University of Chicago economist Richard H. Thaler, whose work has roots in the groundbreaking research of APS William James Fellows Daniel Kahneman and Amos Tversky, received the Nobel Prize in Economic Sciences on December 10 from King Carl XVI Gustaf of Sweden. Thaler collaborated extensively with Kahneman, who himself received the Nobel Prize in Economics in 2002 and the Presidential Medal of Freedom in 2013, as well as with Tversky, who passed away in 1996, to show that irrational decision-making stems from a human tendency toward certain cognitive biases. His findings have inspired many governments and organizations to inject more behavioral research and economics into policymaking.
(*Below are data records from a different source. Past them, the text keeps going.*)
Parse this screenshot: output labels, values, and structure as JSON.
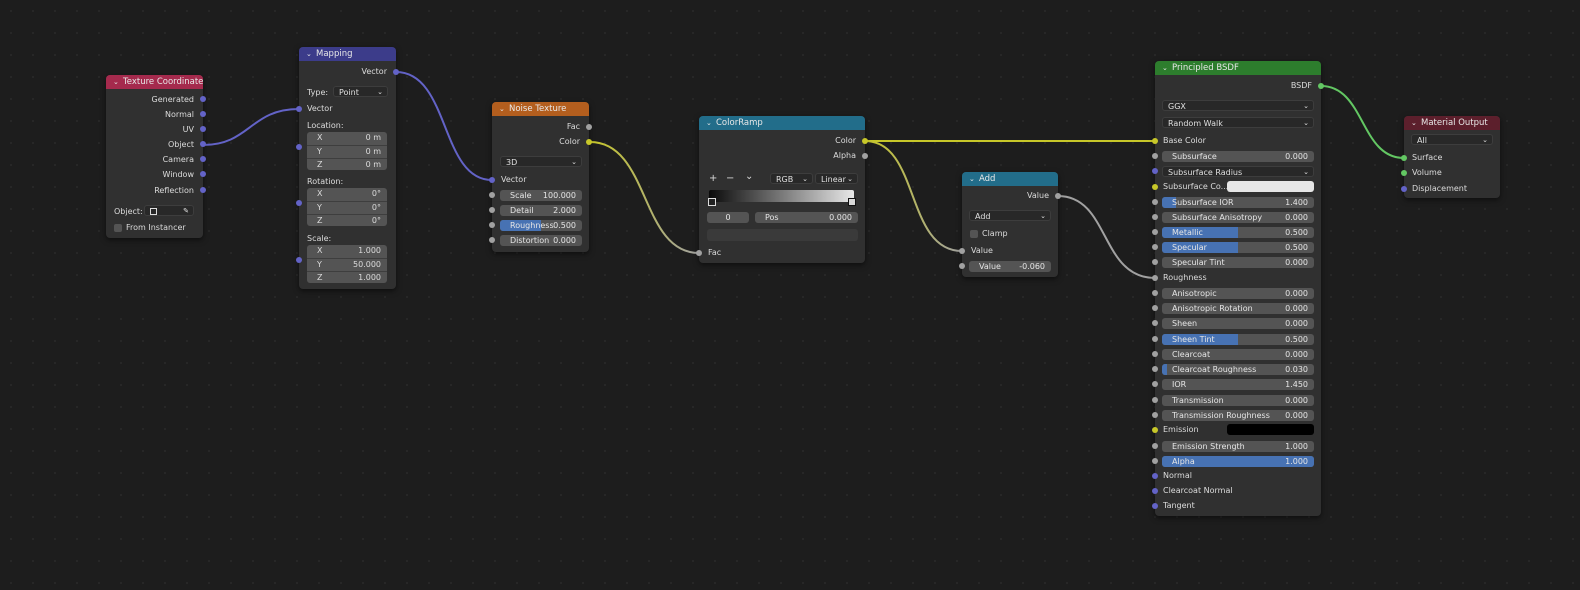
{
  "colors": {
    "vector_socket": "#6363c7",
    "color_socket": "#c7c729",
    "float_socket": "#a1a1a1",
    "shader_socket": "#63c763",
    "texture_coordinate_header": "#a52a4d",
    "mapping_header": "#3c3c8a",
    "noise_texture_header": "#b35e1e",
    "colorramp_header": "#226d8a",
    "add_header": "#226d8a",
    "principled_header": "#2d7d2d",
    "material_output_header": "#5c1f2c",
    "slider_fill": "#4772b3"
  },
  "nodes": {
    "texture_coordinate": {
      "title": "Texture Coordinate",
      "outputs": [
        "Generated",
        "Normal",
        "UV",
        "Object",
        "Camera",
        "Window",
        "Reflection"
      ],
      "object_label": "Object:",
      "from_instancer": "From Instancer",
      "icons": [
        "object-icon",
        "eyedropper-icon"
      ]
    },
    "mapping": {
      "title": "Mapping",
      "output": "Vector",
      "type_label": "Type:",
      "type_value": "Point",
      "input_vector": "Vector",
      "location_label": "Location:",
      "location": [
        {
          "axis": "X",
          "value": "0 m"
        },
        {
          "axis": "Y",
          "value": "0 m"
        },
        {
          "axis": "Z",
          "value": "0 m"
        }
      ],
      "rotation_label": "Rotation:",
      "rotation": [
        {
          "axis": "X",
          "value": "0°"
        },
        {
          "axis": "Y",
          "value": "0°"
        },
        {
          "axis": "Z",
          "value": "0°"
        }
      ],
      "scale_label": "Scale:",
      "scale": [
        {
          "axis": "X",
          "value": "1.000"
        },
        {
          "axis": "Y",
          "value": "50.000"
        },
        {
          "axis": "Z",
          "value": "1.000"
        }
      ]
    },
    "noise_texture": {
      "title": "Noise Texture",
      "outputs": [
        "Fac",
        "Color"
      ],
      "dimensions": "3D",
      "input_vector": "Vector",
      "fields": [
        {
          "label": "Scale",
          "value": "100.000",
          "fill": 0
        },
        {
          "label": "Detail",
          "value": "2.000",
          "fill": 0
        },
        {
          "label": "Roughness",
          "value": "0.500",
          "fill": 0.5
        },
        {
          "label": "Distortion",
          "value": "0.000",
          "fill": 0
        }
      ]
    },
    "colorramp": {
      "title": "ColorRamp",
      "outputs": [
        "Color",
        "Alpha"
      ],
      "add": "+",
      "remove": "−",
      "menu": "⌄",
      "color_mode": "RGB",
      "interpolation": "Linear",
      "index": "0",
      "pos_label": "Pos",
      "pos_value": "0.000",
      "input": "Fac"
    },
    "add": {
      "title": "Add",
      "output": "Value",
      "operation": "Add",
      "clamp": "Clamp",
      "input_value": "Value",
      "value_label": "Value",
      "value": "-0.060"
    },
    "principled_bsdf": {
      "title": "Principled BSDF",
      "output": "BSDF",
      "distribution": "GGX",
      "subsurface_method": "Random Walk",
      "base_color": "Base Color",
      "subsurface_radius": "Subsurface Radius",
      "subsurface_color": "Subsurface Co...",
      "emission": "Emission",
      "sliders": [
        {
          "label": "Subsurface",
          "value": "0.000",
          "fill": 0
        },
        {
          "label": "Subsurface IOR",
          "value": "1.400",
          "fill": 0.09
        },
        {
          "label": "Subsurface Anisotropy",
          "value": "0.000",
          "fill": 0
        },
        {
          "label": "Metallic",
          "value": "0.500",
          "fill": 0.5
        },
        {
          "label": "Specular",
          "value": "0.500",
          "fill": 0.5
        },
        {
          "label": "Specular Tint",
          "value": "0.000",
          "fill": 0
        }
      ],
      "roughness": "Roughness",
      "sliders2": [
        {
          "label": "Anisotropic",
          "value": "0.000",
          "fill": 0
        },
        {
          "label": "Anisotropic Rotation",
          "value": "0.000",
          "fill": 0
        },
        {
          "label": "Sheen",
          "value": "0.000",
          "fill": 0
        },
        {
          "label": "Sheen Tint",
          "value": "0.500",
          "fill": 0.5
        },
        {
          "label": "Clearcoat",
          "value": "0.000",
          "fill": 0
        },
        {
          "label": "Clearcoat Roughness",
          "value": "0.030",
          "fill": 0.03
        },
        {
          "label": "IOR",
          "value": "1.450",
          "fill": 0
        },
        {
          "label": "Transmission",
          "value": "0.000",
          "fill": 0
        },
        {
          "label": "Transmission Roughness",
          "value": "0.000",
          "fill": 0
        }
      ],
      "emission_strength": {
        "label": "Emission Strength",
        "value": "1.000",
        "fill": 0
      },
      "alpha": {
        "label": "Alpha",
        "value": "1.000",
        "fill": 1
      },
      "normal": "Normal",
      "clearcoat_normal": "Clearcoat Normal",
      "tangent": "Tangent"
    },
    "material_output": {
      "title": "Material Output",
      "target": "All",
      "inputs": [
        "Surface",
        "Volume",
        "Displacement"
      ]
    }
  }
}
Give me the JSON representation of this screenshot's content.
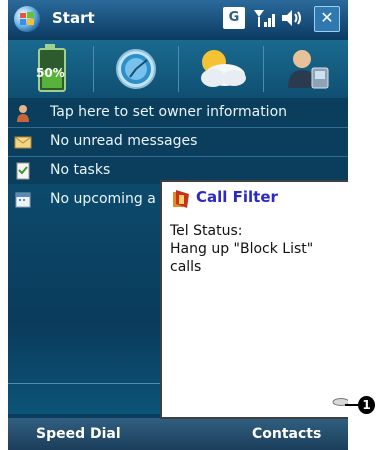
{
  "titlebar": {
    "title": "Start",
    "signal_badge": "G",
    "close_label": "✕"
  },
  "icon_strip": {
    "battery_text": "50%",
    "icons": [
      "battery-icon",
      "clock-icon",
      "weather-icon",
      "contacts-icon"
    ]
  },
  "today": {
    "items": [
      {
        "label": "Tap here to set owner information",
        "icon": "owner-icon"
      },
      {
        "label": "No unread messages",
        "icon": "messages-icon"
      },
      {
        "label": "No tasks",
        "icon": "tasks-icon"
      },
      {
        "label": "No upcoming a",
        "icon": "calendar-icon"
      }
    ]
  },
  "popup": {
    "title": "Call Filter",
    "line1": "Tel Status:",
    "line2": "Hang up \"Block List\"",
    "line3": "calls"
  },
  "softkeys": {
    "left": "Speed Dial",
    "right": "Contacts"
  },
  "callout": {
    "number": "1"
  }
}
Among those attending the Nobel Prize ceremonies in Stockholm to support Thaler were APS President-Elect Barbara Tversky (pictured with Thaler at a recent scientific conference); Kahneman; APS Fellows Eldar Shafir of Princeton University and Maya Bar-Hillel of Hebrew University of Jerusalem; and Harvard University law professor Cass Sunstein, Thaler’s co-author on the acclaimed 2008 book Nudge: Improving Decisions About Health, Wealth, and Happiness.